Thursday, July 26, 2007

Sentimentality


I remember Biggie Smalls rapping about letting his tape rock until it popped. It was a phenomenon I completely forgot, as CDs were the move in the 90s. Recently, I purchased a near complete cassette discography of Roberta Flack and the prophetic words of Biggie never rang truer. Roberta’s cassettes stay on full blast, full time in my apartment. Her svelte voice and sassy words ricochet off the peaches, mints, chocolates and salmons of my walls. For the first time, I understand the bliss of letting my tapes rock until their imminent doom.

Something about the way she does what she does moves me to a newly discovered place. Even as I write this, between chopsticks and a soup spoon digging down into miso with spinach, she and Donnie have me rocking to an airily sexy tune. Hearing her, pulls out all of this guilt and unfathomable desire. Others have excited me before. Patti makes me wince, closing my eyes until mere slits remain. Nina makes me roll my head, neck and eyes in perfectly choreographed movements. Dinah makes me lightly toss my head back and curl my lips in the left corner. But Roberta, Roberta does something else. When she calls Jesse back home, I tremble. The solemness is overwhelming. It is the sentimentality that accompanies thoughts of ancient lovers and long extinguished flames. Something about the slow twang that strings her words together makes me crave those mornings, under crisp white duvets, in arms I have outgrown.

Her plain question, unencumbered by the weight of pride, about the feeling in the morning, opens the wounds I thought were healed, washed of pain and absolved of their emptiness. Reminiscing the ecstasy of holding firmly, finally, a lover chased for eternity, only knowing deep inside that once your façade collapses, their interest vanishes leaves me spent. In the middle of the dishes, wiping the sink, writing a letter, arranging the bromeliad, I am always forced to stop when she begins because I know the feeling, like the intrigue, is always gone at dawn.

When she moans and sighs, breathing life into memories that died long ago, the images of men over the years flash across the landscape of my mind, each one holding a special place and a strange feeling. Why does the regret come so quickly between the eternal pauses and the mild drops in her voice?

My own eyes become heavy, unable to support the weight of lids too old for my years, when she talks about his face. The pure joy of a crush relished in unassuming gazes and telling giggles rushes forward, a fleeting smile lightens my face. Then the sadness comes when she reminds me of the first time I saw so many beautiful faces and endless brown eyes. The shock of light kisses and starving hugs embraces me.
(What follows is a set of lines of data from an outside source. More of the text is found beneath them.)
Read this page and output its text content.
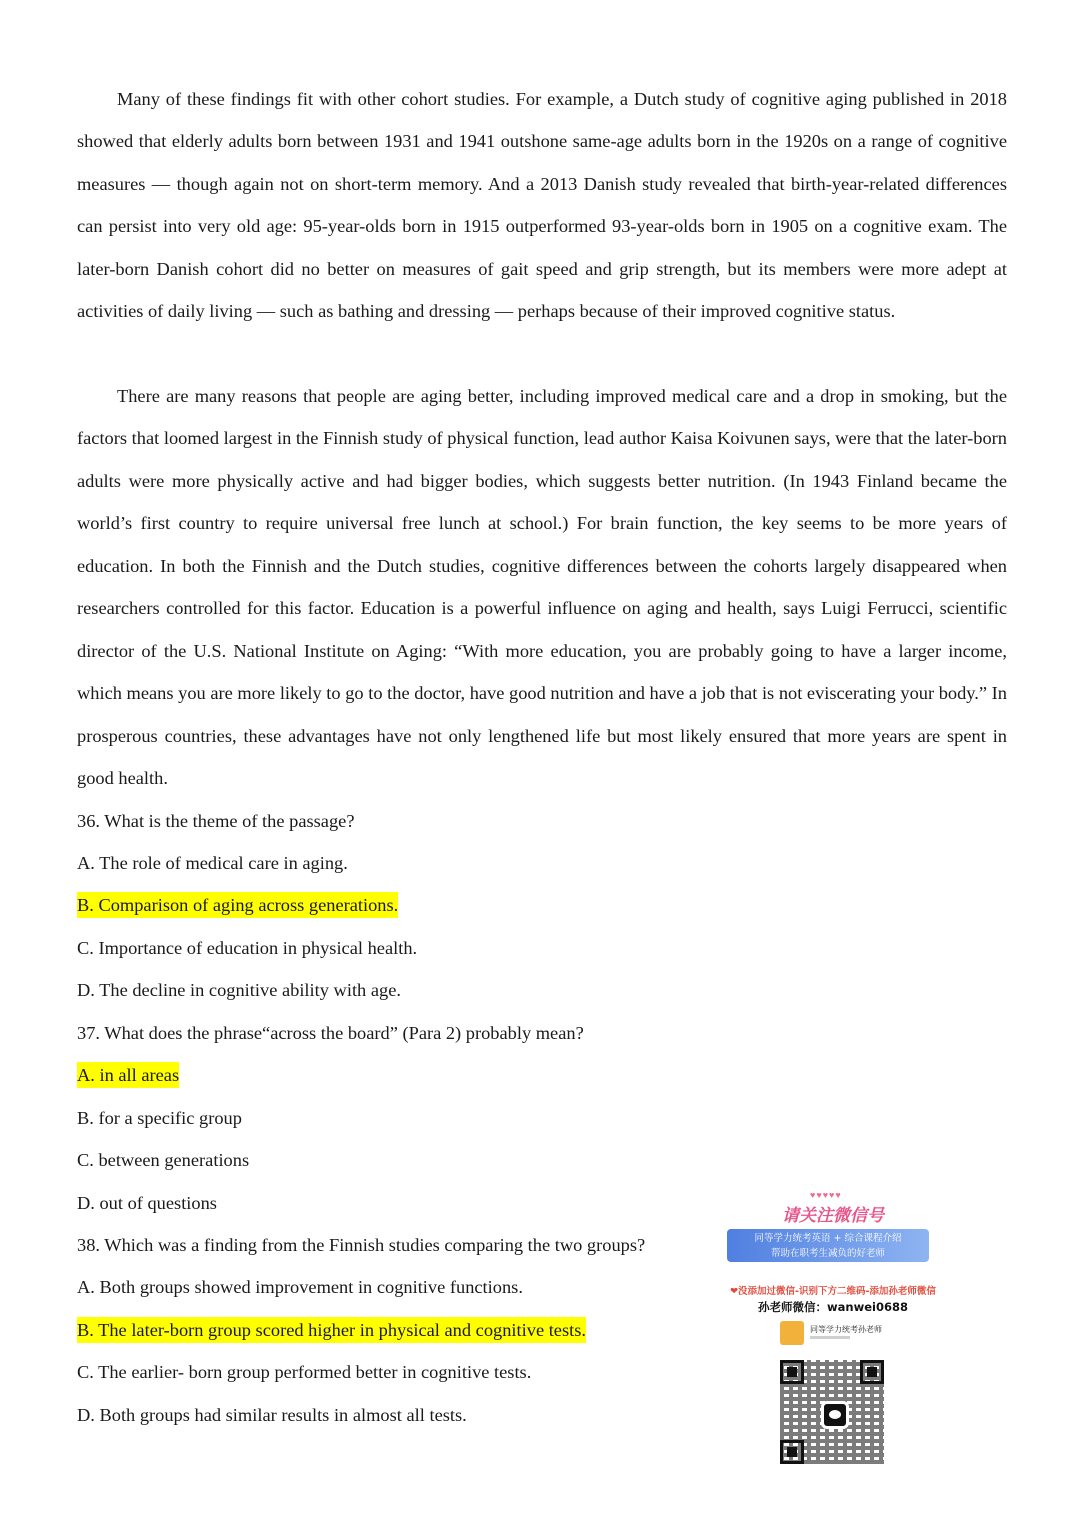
Many of these findings fit with other cohort studies. For example, a Dutch study of cognitive aging published in 2018 showed that elderly adults born between 1931 and 1941 outshone same-age adults born in the 1920s on a range of cognitive measures — though again not on short-term memory. And a 2013 Danish study revealed that birth-year-related differences can persist into very old age: 95-year-olds born in 1915 outperformed 93-year-olds born in 1905 on a cognitive exam. The later-born Danish cohort did no better on measures of gait speed and grip strength, but its members were more adept at activities of daily living — such as bathing and dressing — perhaps because of their improved cognitive status.

There are many reasons that people are aging better, including improved medical care and a drop in smoking, but the factors that loomed largest in the Finnish study of physical function, lead author Kaisa Koivunen says, were that the later-born adults were more physically active and had bigger bodies, which suggests better nutrition. (In 1943 Finland became the world’s first country to require universal free lunch at school.) For brain function, the key seems to be more years of education. In both the Finnish and the Dutch studies, cognitive differences between the cohorts largely disappeared when researchers controlled for this factor. Education is a powerful influence on aging and health, says Luigi Ferrucci, scientific director of the U.S. National Institute on Aging: “With more education, you are probably going to have a larger income, which means you are more likely to go to the doctor, have good nutrition and have a job that is not eviscerating your body.” In prosperous countries, these advantages have not only lengthened life but most likely ensured that more years are spent in good health.

36. What is the theme of the passage?
A. The role of medical care in aging.
B. Comparison of aging across generations.
C. Importance of education in physical health.
D. The decline in cognitive ability with age.
37. What does the phrase“across the board” (Para 2) probably mean?
A. in all areas
B. for a specific group
C. between generations
D. out of questions
38. Which was a finding from the Finnish studies comparing the two groups?
A. Both groups showed improvement in cognitive functions.
B. The later-born group scored higher in physical and cognitive tests.
C. The earlier- born group performed better in cognitive tests.
D. Both groups had similar results in almost all tests.
♥♥♥♥♥
请关注微信号
同等学力统考英语 + 综合课程介绍
帮助在职考生减负的好老师
❤没添加过微信-识别下方二维码-添加孙老师微信
孙老师微信：wanwei0688
同等学力统考孙老师
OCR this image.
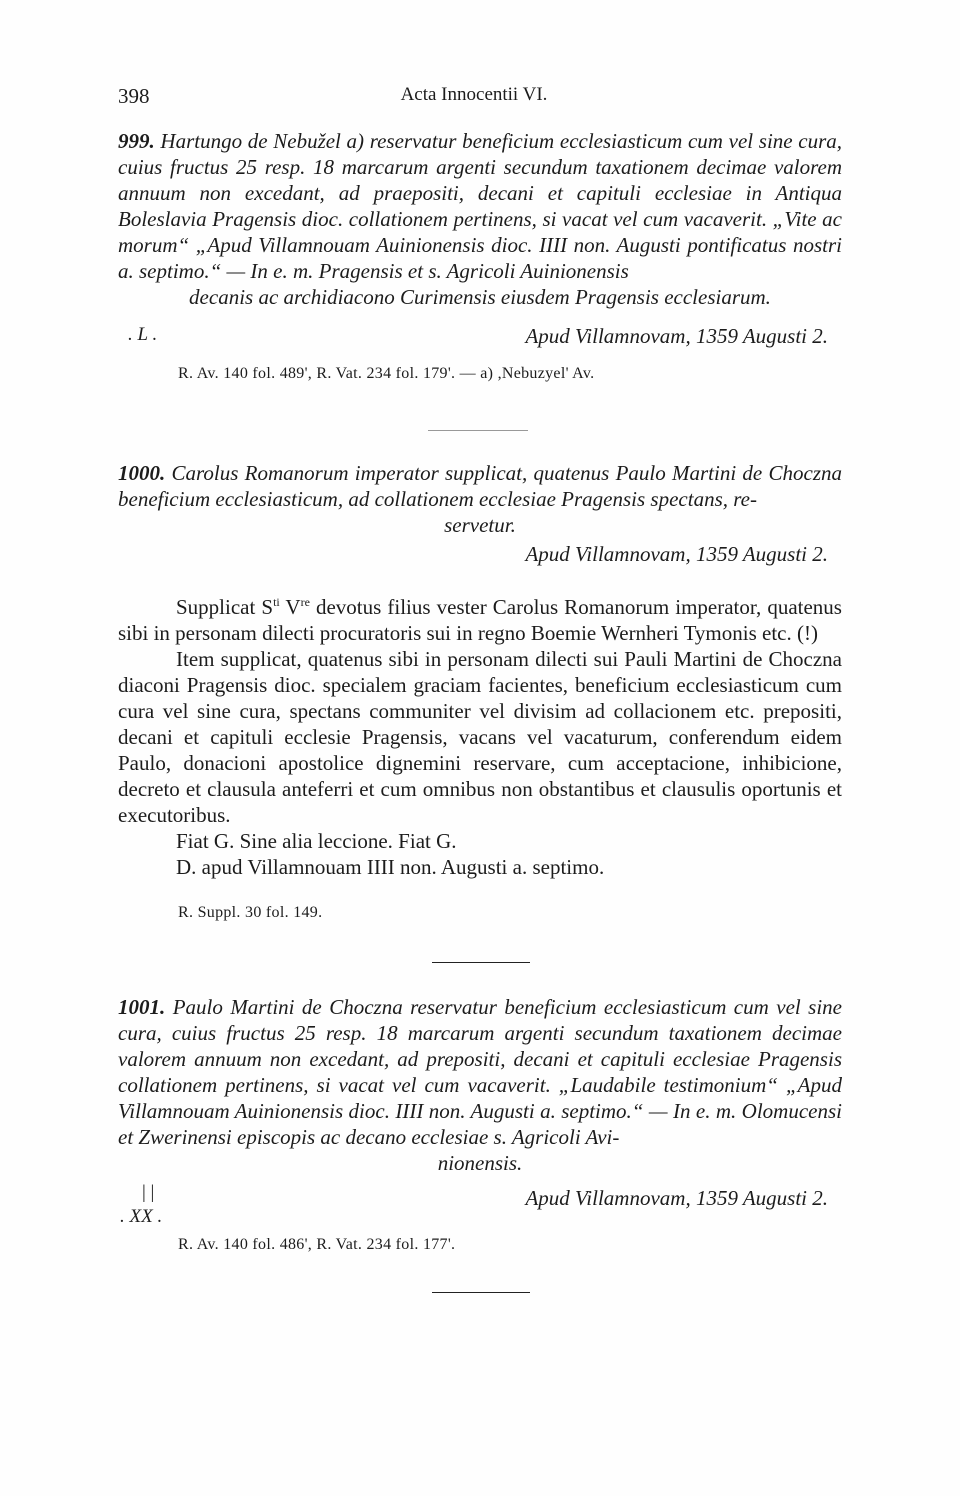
398	Acta Innocentii VI.

999. Hartungo de Nebužel a) reservatur beneficium ecclesiasticum cum vel sine cura, cuius fructus 25 resp. 18 marcarum argenti secundum taxationem decimae valorem annuum non excedant, ad praepositi, decani et capituli ecclesiae in Antiqua Boleslavia Pragensis dioc. collationem pertinens, si vacat vel cum vacaverit. „Vite ac morum“ „Apud Villamnouam Auinionensis dioc. IIII non. Augusti pontificatus nostri a. septimo.“ — In e. m. Pragensis et s. Agricoli Auinionensis
decanis ac archidiacono Curimensis eiusdem Pragensis ecclesiarum.

. L .	Apud Villamnovam, 1359 Augusti 2.

R. Av. 140 fol. 489', R. Vat. 234 fol. 179'. — a) ,Nebuzyel' Av.

1000. Carolus Romanorum imperator supplicat, quatenus Paulo Martini de Choczna beneficium ecclesiasticum, ad collationem ecclesiae Pragensis spectans, re-
servetur.

Apud Villamnovam, 1359 Augusti 2.

Supplicat $S^{ti}$ Vre devotus filius vester Carolus Romanorum imperator, quatenus sibi in personam dilecti procuratoris sui in regno Boemie Wernheri Tymonis etc. (!)

Item supplicat, quatenus sibi in personam dilecti sui Pauli Martini de Choczna diaconi Pragensis dioc. specialem graciam facientes, beneficium ecclesiasticum cum cura vel sine cura, spectans communiter vel divisim ad collacionem etc. prepositi, decani et capituli ecclesie Pragensis, vacans vel vacaturum, conferendum eidem Paulo, donacioni apostolice dignemini reservare, cum acceptacione, inhibicione, decreto et clausula anteferri et cum omnibus non obstantibus et clausulis oportunis et executoribus.

Fiat G. Sine alia leccione. Fiat G.

D. apud Villamnouam IIII non. Augusti a. septimo.

R. Suppl. 30 fol. 149.

1001. Paulo Martini de Choczna reservatur beneficium ecclesiasticum cum vel sine cura, cuius fructus 25 resp. 18 marcarum argenti secundum taxationem decimae valorem annuum non excedant, ad prepositi, decani et capituli ecclesiae Pragensis collationem pertinens, si vacat vel cum vacaverit. „Laudabile testimonium“ „Apud Villamnouam Auinionensis dioc. IIII non. Augusti a. septimo.“ — In e. m. Olomucensi et Zwerinensi episcopis ac decano ecclesiae s. Agricoli Avi-
nionensis.

| |
. XX .

Apud Villamnovam, 1359 Augusti 2.

R. Av. 140 fol. 486', R. Vat. 234 fol. 177'.
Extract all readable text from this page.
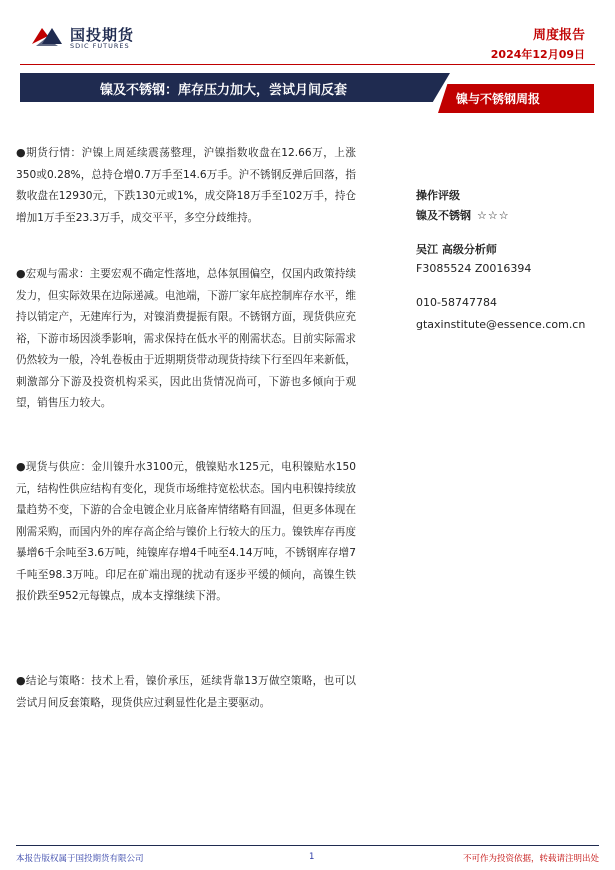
国投期货
SDIC FUTURES
周度报告
2024年12月09日
镍及不锈钢：库存压力加大，尝试月间反套
镍与不锈钢周报
●期货行情：沪镍上周延续震荡整理，沪镍指数收盘在12.66万，上涨350或0.28%，总持仓增0.7万手至14.6万手。沪不锈钢反弹后回落，指数收盘在12930元，下跌130元或1%，成交降18万手至102万手，持仓增加1万手至23.3万手，成交平平，多空分歧维持。
●宏观与需求：主要宏观不确定性落地，总体氛围偏空，仅国内政策持续发力，但实际效果在边际递减。电池端，下游厂家年底控制库存水平，维持以销定产，无建库行为，对镍消费提振有限。不锈钢方面，现货供应充裕，下游市场因淡季影响，需求保持在低水平的刚需状态。目前实际需求仍然较为一般，冷轧卷板由于近期期货带动现货持续下行至四年来新低，刺激部分下游及投资机构采买，因此出货情况尚可，下游也多倾向于观望，销售压力较大。
●现货与供应：金川镍升水3100元，俄镍贴水125元，电积镍贴水150元，结构性供应结构有变化，现货市场维持宽松状态。国内电积镍持续放量趋势不变，下游的合金电镀企业月底备库情绪略有回温，但更多体现在刚需采购，而国内外的库存高企给与镍价上行较大的压力。镍铁库存再度暴增6千余吨至3.6万吨，纯镍库存增4千吨至4.14万吨，不锈钢库存增7千吨至98.3万吨。印尼在矿端出现的扰动有逐步平缓的倾向，高镍生铁报价跌至952元每镍点，成本支撑继续下滑。
●结论与策略：技术上看，镍价承压，延续背靠13万做空策略，也可以尝试月间反套策略，现货供应过剩显性化是主要驱动。
操作评级
镍及不锈钢 ☆☆☆
吴江 高级分析师
F3085524 Z0016394
010-58747784
gtaxinstitute@essence.com.cn
本报告版权属于国投期货有限公司	1	不可作为投资依据，转载请注明出处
I have been trying to make sense of this for weeks now. What is it about her that makes things so stale seem so fresh? Why do I still remember, so precisely, the lines of his nose and the contours of his cheeks in a dream where his face is not present? How is it that a sensation I have moved away from can come sauntering back into my life as if it never left? Who is Roberta Flack and where does this sentimentality come from?